L’Associazione Amici di Montebello, nell’ambito delle sue finalità della conoscenza e approfondimento delle tematiche storiche ed artistiche del patrimonio locale, organizza visite a Musei, Mostre e luoghi di particolare interesse. Nel corso dell’anno 2003 abbiamo realizzato le seguenti attività: 13 Aprile – Visita alla mostra “L’oro dei Carpazi” al Museo Civico di Legnago. 9 Maggio – Conferenza tenuta da Don Mario Dalla Via su “I Conventi Carmelitani di S. Egidio e della Madonna dei Prati”. 10 Maggio – Visita all’antica Chiesa della Madonna dei Prati (a Brendola vicino al confine con il Comune di Montebello N.d.R.). 5 Luglio – Visita all’Abbazia di Praglia (PD) fondata nel 1080 dai Conti Maltraverso, Signori di Montebello. 20 Luglio – Visita al Museo Etnografico di Giazza, al Museo dei Trombini di S. Bortolo delle Montagne, al Museo di Chiampo.

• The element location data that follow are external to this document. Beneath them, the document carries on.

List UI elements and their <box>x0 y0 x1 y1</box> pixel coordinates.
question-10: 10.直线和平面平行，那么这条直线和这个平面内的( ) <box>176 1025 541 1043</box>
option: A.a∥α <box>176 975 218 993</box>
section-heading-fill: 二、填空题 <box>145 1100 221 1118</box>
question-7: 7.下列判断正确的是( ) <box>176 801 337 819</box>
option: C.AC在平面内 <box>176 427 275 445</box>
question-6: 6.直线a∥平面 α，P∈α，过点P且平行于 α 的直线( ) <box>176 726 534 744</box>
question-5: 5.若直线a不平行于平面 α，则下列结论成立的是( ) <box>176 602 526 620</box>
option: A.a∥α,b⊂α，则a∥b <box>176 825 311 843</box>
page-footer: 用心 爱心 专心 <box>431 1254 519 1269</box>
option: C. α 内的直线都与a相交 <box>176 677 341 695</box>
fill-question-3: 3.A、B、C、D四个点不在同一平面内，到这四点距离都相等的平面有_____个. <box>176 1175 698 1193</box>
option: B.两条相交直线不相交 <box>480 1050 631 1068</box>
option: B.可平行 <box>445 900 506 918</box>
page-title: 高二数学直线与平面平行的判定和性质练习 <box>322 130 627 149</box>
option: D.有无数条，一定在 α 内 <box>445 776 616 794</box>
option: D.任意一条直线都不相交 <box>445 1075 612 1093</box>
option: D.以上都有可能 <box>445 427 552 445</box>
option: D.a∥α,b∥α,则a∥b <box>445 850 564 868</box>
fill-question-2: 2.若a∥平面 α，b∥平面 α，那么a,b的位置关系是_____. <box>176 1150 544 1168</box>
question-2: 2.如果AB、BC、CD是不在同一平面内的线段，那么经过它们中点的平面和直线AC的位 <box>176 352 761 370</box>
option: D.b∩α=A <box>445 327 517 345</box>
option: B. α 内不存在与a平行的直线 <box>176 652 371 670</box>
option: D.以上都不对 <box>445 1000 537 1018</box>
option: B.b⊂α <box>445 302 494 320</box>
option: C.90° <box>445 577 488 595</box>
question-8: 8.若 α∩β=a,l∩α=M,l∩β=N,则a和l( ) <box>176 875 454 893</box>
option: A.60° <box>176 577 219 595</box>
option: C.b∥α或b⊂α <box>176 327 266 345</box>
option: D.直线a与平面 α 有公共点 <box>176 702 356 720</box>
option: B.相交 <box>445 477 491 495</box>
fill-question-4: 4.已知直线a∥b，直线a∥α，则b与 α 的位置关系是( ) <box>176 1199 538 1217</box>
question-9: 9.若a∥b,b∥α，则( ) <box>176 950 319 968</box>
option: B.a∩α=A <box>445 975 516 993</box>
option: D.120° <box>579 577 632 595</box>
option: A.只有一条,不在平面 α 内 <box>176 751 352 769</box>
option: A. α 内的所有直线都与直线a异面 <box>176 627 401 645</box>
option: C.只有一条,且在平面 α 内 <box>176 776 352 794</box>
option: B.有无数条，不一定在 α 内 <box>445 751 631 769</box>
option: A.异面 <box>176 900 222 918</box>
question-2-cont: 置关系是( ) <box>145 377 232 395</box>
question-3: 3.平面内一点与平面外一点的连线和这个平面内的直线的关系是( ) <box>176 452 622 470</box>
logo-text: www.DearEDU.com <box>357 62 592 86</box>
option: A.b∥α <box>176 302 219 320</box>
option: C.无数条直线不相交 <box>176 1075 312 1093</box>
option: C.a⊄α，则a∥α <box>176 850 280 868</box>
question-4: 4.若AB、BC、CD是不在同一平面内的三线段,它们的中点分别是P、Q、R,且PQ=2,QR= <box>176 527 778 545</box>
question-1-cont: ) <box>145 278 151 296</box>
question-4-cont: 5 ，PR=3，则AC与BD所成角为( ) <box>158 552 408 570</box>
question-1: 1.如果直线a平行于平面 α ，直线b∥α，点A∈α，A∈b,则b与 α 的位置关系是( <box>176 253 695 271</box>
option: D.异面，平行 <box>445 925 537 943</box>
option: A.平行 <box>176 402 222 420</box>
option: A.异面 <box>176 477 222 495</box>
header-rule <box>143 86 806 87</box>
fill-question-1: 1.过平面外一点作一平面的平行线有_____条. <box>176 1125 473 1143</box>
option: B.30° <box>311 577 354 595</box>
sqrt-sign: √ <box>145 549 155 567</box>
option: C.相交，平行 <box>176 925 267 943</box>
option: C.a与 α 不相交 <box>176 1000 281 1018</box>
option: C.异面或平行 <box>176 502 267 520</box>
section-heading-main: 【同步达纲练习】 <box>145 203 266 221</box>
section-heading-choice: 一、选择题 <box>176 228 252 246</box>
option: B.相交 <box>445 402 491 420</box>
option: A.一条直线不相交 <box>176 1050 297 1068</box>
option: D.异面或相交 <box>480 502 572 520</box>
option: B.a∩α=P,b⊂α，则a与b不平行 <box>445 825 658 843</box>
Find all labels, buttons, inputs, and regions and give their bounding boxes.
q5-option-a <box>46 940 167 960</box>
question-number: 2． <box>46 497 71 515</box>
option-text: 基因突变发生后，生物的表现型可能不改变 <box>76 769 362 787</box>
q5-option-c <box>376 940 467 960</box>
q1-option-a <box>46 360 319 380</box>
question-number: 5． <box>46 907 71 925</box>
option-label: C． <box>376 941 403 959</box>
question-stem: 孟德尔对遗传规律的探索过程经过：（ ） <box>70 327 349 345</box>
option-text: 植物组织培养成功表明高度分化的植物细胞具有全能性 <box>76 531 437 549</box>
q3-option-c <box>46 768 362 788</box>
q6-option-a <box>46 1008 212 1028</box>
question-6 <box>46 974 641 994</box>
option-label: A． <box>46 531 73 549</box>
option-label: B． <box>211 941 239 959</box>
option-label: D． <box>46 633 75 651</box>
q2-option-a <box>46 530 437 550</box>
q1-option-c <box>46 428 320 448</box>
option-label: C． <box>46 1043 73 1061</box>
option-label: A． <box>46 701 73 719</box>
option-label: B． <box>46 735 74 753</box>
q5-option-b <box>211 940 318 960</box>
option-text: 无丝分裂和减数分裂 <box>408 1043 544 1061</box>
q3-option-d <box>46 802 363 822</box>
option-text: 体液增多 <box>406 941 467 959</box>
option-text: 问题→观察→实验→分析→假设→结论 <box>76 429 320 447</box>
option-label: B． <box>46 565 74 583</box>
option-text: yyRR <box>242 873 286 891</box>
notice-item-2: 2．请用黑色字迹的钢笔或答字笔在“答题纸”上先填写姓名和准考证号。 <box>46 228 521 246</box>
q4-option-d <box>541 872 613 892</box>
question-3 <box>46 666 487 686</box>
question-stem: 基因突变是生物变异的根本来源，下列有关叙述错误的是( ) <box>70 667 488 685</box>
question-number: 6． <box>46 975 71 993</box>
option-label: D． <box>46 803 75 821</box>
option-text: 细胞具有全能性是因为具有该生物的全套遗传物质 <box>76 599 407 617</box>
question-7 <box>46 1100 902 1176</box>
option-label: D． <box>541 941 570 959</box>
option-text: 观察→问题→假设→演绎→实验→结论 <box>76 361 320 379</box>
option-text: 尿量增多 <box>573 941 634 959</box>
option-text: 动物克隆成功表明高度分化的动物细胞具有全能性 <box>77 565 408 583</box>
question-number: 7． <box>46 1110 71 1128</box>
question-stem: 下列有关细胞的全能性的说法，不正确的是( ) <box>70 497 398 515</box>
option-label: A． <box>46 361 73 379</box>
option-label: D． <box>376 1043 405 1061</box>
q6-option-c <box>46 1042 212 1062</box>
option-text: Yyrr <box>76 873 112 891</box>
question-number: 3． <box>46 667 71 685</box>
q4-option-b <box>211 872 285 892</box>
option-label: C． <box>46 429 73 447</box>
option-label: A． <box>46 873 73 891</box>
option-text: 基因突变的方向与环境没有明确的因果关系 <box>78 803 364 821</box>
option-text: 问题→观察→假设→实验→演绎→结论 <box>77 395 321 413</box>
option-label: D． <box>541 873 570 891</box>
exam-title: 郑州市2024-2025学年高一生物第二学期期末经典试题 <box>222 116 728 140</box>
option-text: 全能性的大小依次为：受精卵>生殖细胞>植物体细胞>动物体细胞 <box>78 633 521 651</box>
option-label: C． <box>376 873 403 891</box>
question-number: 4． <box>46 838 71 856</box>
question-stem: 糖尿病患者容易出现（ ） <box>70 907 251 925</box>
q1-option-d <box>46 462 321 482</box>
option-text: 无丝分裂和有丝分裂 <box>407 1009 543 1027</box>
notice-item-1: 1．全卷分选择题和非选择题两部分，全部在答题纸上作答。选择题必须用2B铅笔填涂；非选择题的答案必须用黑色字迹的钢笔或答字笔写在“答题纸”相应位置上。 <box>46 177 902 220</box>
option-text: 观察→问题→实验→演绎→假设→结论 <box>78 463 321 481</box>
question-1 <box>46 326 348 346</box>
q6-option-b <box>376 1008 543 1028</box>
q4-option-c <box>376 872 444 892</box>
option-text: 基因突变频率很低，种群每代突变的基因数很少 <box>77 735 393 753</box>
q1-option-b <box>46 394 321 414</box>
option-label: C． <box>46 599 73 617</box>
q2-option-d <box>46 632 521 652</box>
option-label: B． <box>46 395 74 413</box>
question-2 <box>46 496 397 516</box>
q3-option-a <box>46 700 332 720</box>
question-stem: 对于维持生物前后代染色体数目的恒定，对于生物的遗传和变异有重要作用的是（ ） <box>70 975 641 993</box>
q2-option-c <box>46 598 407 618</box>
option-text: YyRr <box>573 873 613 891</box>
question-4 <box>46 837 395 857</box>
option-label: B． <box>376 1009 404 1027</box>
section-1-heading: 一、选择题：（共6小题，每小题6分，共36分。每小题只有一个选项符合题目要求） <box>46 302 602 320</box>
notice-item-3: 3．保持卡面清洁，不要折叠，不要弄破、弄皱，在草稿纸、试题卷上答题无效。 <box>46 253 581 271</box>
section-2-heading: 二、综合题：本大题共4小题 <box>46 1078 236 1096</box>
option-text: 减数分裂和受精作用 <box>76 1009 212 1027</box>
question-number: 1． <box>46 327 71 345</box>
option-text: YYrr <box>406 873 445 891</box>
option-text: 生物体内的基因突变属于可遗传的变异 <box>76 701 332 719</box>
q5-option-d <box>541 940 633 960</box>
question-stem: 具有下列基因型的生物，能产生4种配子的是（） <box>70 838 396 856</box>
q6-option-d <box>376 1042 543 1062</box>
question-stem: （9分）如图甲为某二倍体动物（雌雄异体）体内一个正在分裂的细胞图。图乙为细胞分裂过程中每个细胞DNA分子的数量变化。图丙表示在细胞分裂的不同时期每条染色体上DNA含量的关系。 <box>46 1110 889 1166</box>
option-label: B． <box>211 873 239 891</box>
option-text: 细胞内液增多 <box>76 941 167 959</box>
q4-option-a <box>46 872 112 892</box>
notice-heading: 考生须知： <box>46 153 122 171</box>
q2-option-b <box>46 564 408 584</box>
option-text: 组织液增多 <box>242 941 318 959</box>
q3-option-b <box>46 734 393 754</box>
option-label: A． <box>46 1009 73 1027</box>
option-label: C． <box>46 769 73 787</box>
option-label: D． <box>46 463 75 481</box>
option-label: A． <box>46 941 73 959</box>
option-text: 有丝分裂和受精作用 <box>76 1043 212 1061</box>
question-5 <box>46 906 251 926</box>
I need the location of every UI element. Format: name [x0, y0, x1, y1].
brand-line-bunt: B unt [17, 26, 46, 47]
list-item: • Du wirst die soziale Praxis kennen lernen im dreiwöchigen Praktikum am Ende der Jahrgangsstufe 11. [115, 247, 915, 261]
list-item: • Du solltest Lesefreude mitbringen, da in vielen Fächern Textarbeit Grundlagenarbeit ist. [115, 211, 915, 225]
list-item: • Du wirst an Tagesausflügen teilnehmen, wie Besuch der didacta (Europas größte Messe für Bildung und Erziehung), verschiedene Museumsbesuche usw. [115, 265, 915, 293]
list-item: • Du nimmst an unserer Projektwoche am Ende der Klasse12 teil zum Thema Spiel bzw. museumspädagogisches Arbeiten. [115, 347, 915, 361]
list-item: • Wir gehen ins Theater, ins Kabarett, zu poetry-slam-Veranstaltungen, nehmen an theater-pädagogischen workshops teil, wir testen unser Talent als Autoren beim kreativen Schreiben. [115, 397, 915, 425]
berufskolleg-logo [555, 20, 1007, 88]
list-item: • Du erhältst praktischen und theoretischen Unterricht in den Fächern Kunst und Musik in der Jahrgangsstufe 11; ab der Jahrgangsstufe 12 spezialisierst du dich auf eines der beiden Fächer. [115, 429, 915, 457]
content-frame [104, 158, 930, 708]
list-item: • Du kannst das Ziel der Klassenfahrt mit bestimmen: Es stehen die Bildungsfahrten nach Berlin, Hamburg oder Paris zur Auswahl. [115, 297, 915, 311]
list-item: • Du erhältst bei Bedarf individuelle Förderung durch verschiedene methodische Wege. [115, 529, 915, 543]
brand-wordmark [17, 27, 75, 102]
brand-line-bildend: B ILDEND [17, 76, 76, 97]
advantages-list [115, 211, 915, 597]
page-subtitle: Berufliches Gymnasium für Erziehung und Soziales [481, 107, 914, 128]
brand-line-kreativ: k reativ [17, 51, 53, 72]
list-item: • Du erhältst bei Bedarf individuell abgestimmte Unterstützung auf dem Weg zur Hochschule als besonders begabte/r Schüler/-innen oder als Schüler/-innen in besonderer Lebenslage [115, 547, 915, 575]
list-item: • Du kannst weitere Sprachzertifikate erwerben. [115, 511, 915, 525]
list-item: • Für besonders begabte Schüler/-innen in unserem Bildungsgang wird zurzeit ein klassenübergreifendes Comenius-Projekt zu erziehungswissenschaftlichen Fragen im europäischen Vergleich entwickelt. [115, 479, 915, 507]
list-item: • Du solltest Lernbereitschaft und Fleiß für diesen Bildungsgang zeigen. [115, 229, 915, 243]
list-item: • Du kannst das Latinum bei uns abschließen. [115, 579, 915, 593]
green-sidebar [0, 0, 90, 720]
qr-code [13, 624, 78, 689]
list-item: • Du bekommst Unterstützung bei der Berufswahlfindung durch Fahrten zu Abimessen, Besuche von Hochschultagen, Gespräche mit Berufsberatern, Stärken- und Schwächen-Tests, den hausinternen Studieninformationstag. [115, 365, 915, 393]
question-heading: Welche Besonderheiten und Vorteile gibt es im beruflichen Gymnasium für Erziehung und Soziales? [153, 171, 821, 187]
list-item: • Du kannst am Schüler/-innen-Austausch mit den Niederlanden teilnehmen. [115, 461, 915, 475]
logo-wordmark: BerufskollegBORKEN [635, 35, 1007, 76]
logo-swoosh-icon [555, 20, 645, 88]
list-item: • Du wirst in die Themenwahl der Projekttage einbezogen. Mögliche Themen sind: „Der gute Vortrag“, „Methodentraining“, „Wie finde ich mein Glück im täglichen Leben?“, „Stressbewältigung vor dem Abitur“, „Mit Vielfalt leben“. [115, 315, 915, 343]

Nel mese di Aprile due nostri soci, i coniugi Fioraso, si sono imbattuti in un ritrovamento di grande interesse, in località Legnon. Dallo scavo per la demolizione di un traliccio della corrente elettrica, hanno visto riaffiorare una notevole quantità di cocci di terracotta che sembrano risalire all’età romana, inseriti nel terreno in una modalità affatto casuale. Abbiamo informato l’Intendenza alle Antichità Belle Arti di Padova e stiamo attendendo la risposta per un eventuale sopralluogo.
Un nostro socio, il Sigor Ottorino Gianesato, ha presentato una pubblicazione sul Balanzon dell’Estimo della Comunità di Montebello del 1544, frutto delle sue ricerche e dei suoi studi, che è di grande interesse in quanto risulta essere il primo documento per conoscere in dettaglio le proprietà dell’epoca; un vero e proprio estimo con l’elenco delle famiglie e delle loro proprietà. Risulta che in quell’anno Montebello contava 1916 abitanti.
A questo punto è doveroso un incoraggiamento ai nostri soci più appassionati che dedicano parte del loro tempo alla ricerca di documenti che vanno ad accrescere le nostre conoscenze.

(dal N° 4 di AUREOS – Dicembre 2003)

Figura: L’antica Chiesa della Madonna dei Prati conserva incastonate nella sua struttura alcune pietre già utilizzate in epoca Romana (foto a cura del redattore).